- Writer: DongYeon Woo
- Title: (cs231n) Lecture 5: convolutional Neural Networks
- Link: http://cs231n.stanford.edu/slides/2017/cs231n_2017_lecture5.pdf
- Keywords: ConvNets, Fully Connected Layer, Convolution Layer, Pooling Layer
-
ConvNets are used everywhere such as
- Classification
- Image Retrieval
- Detection
- Segmentation
- Pose recognition
- etc
-
ConvNet is a sequence of Convolution Layers and each filter produces an activation map.
-
Each layer features an image in hierarchal way.
i.e.
- First layer extracts low-level features such as color and intensity.
- Second layer extracts mid-level features such as shape of objects.
- Third layer extracts high-level features such as parts of objects.
- Object classes generated after go through all layers.
-
Input: Stretch a 32 x 32 x 3 image to 3072 x 1 vector.
-
Weight: Size of number of classes which will be 10 x 3072 matrix.
-
Output: Output will be dot product of input and weight matrix which is 1 x 10.
10 neuron outputs will be generated.
-
Parameters
- W: width, H: height, D: depth
- K: Number of filter
- F: Size of filter
- S: Stride
- P: Amount of padding
-
The size of the input preserved as original spatial structure W x H x D.
-
The filter slides over the original size of W x H x D image by computing dot products.
- Output size: (N - F)/S + 1 where N is size of input image.
※ The depth of the filter must be same as input depth.
i.e. 2D convolution) 5 x 5 input with 3 x 3 filter with stride = 1 -> 3 x 3 output
-
Padding makes the output to be same as input size by padding dummy on the border such as zeros.

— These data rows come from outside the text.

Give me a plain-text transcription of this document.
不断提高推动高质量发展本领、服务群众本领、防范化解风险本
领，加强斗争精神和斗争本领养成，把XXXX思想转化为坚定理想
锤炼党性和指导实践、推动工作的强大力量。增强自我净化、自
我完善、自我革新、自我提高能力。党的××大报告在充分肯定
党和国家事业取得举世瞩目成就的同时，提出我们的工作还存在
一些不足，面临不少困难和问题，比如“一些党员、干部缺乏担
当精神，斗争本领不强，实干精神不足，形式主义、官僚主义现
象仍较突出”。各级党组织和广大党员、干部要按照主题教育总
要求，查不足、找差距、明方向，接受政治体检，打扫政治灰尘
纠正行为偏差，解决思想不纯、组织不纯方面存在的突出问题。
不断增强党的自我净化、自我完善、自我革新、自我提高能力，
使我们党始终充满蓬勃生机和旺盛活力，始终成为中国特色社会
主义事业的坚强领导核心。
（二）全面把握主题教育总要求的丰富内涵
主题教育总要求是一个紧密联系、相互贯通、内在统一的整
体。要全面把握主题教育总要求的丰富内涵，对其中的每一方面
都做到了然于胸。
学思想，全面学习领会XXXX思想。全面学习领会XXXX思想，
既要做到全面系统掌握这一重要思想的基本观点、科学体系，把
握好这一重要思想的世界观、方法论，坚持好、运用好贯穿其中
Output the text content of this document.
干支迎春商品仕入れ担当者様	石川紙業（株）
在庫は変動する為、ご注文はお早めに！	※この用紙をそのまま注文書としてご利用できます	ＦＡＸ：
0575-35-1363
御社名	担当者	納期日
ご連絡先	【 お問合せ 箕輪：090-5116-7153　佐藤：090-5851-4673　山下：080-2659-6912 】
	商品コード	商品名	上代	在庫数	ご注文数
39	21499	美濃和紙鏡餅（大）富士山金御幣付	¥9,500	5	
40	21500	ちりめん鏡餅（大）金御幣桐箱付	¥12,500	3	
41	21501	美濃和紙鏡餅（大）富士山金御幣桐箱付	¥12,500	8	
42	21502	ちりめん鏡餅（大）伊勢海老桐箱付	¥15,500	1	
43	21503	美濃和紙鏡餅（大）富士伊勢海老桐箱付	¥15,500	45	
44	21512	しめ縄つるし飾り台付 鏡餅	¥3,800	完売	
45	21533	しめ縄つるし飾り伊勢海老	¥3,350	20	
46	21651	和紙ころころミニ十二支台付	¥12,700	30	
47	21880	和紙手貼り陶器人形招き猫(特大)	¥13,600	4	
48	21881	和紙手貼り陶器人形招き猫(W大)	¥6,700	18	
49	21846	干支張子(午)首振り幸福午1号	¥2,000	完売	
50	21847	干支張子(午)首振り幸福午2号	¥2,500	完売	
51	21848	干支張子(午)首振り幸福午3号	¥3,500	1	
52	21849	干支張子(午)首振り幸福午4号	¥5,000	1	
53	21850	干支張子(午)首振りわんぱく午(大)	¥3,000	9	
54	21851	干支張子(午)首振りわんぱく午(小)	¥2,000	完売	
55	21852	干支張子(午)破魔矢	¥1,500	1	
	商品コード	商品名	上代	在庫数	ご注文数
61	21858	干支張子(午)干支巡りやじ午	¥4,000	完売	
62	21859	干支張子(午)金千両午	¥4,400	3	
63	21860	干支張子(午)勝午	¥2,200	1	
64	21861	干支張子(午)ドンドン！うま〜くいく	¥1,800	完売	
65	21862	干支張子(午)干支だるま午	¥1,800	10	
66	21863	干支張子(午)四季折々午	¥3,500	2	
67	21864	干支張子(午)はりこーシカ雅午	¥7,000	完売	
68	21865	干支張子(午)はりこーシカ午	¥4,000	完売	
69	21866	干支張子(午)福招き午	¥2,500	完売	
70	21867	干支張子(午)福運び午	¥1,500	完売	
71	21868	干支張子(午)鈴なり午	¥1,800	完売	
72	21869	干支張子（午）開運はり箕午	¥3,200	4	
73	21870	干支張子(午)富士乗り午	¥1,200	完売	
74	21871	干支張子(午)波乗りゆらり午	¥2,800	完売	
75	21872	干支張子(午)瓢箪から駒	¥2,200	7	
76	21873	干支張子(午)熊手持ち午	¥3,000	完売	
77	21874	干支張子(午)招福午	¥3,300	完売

- Output size: [(W - F + 2P)/S + 1] x [(H - F + 2P)/S + 1] x D
- Number of parameters: (F x F x D + 1) x K where 1 is bias
-
Purposes of padding
- To preserve spatial structure.
- To use data at corners.
i.e. Padding) 5 x 5 input with 3 x 3 filter with stride = 1 and Pad = 1 -> 5 x 5 output
- Spatial structure
- FC Layer ignores spatial structure by flattening all pixels in 1 dimension while Convolution Layer preserve the spatial structure with depth, stride, and padding.
- So, it has advantage of training objects like image data accurately.
- Parameter sharing
- Thus, the number of parameters in a conv layer reduced through parameter sharing from 105,415,600 to 34,944 in this example.
- The number of weight updates during backpropagation reduced by parameter sharing and therefore, the training time reduced.
-
Pooling layer downsamples the activation map.
-
Filter convolve the feature map and pooling representative value.
-
Therefore, spatial structure preserved and computational complexity reduced.